While it is not official policy, Henry’s loved one claims that guards are coercing people, telling them they must accept the vaccine if they want to have visits. “He wants visits,” Henry said, “so he’s planning on taking it.”
Others report that guards are acting beyond IDOC policy. Katrina Burlet says her friend in Graham Correctional Center has heard from guards that families must also be vaccinated in order to have visits. “He is frustrated,” she said, “He’s being told guards aren’t required to get the shot, but his family is.”
Something Changed in the Winter
While Illinois was slow to respond to the COVID-19 pandemic, state officials appear to have learned a lesson and are now working with those advocating on behalf of those incarcerated, among them Restore Justice, a statewide criminal legal reform organization. Truthout spoke with Jobi Cates, executive director and founder of Restore Justice. “We couldn’t have asked for a more efficient rollout,” Cates reflected on vaccination efforts.

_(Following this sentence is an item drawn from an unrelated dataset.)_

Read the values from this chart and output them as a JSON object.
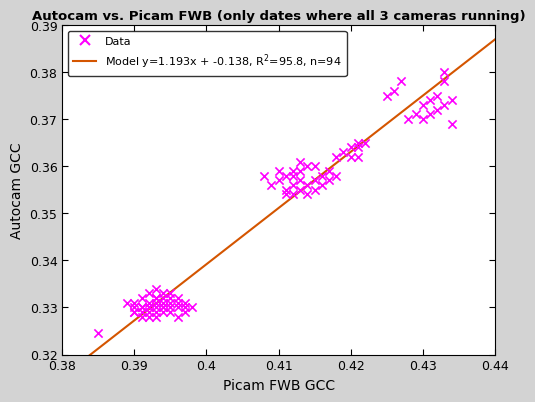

In the beginning of the pandemic, the state’s response to COVID in prisons went “extremely poorly,” she said. IDOC had a new director, Rob Jeffreys, when the pandemic hit. Illinois prisons were run as “fiefdoms operating with their own set of rules.” People incarcerated were “sitting ducks, having COVID brought to them by staff who were not taking COVID seriously.”
Yet thanks to pressure from advocates, incarcerated people and families, the state shifted its policies.
“Something changed in the winter,” Cates observed. “Then IDOC changed its approach. It was a very marked change, from working on their own to inviting help.”
When the vaccine came, dozens of groups were asked to help with messaging. “That was a radical change from the first period of the pandemic,” she said.
However, Cates said, the fact that so many staff are refusing the vaccine continues to leave people who are incarcerated vulnerable.
“There’s a huge issue with staff not choosing to take the vaccine,” Cates commented. “I think it’s obscene.”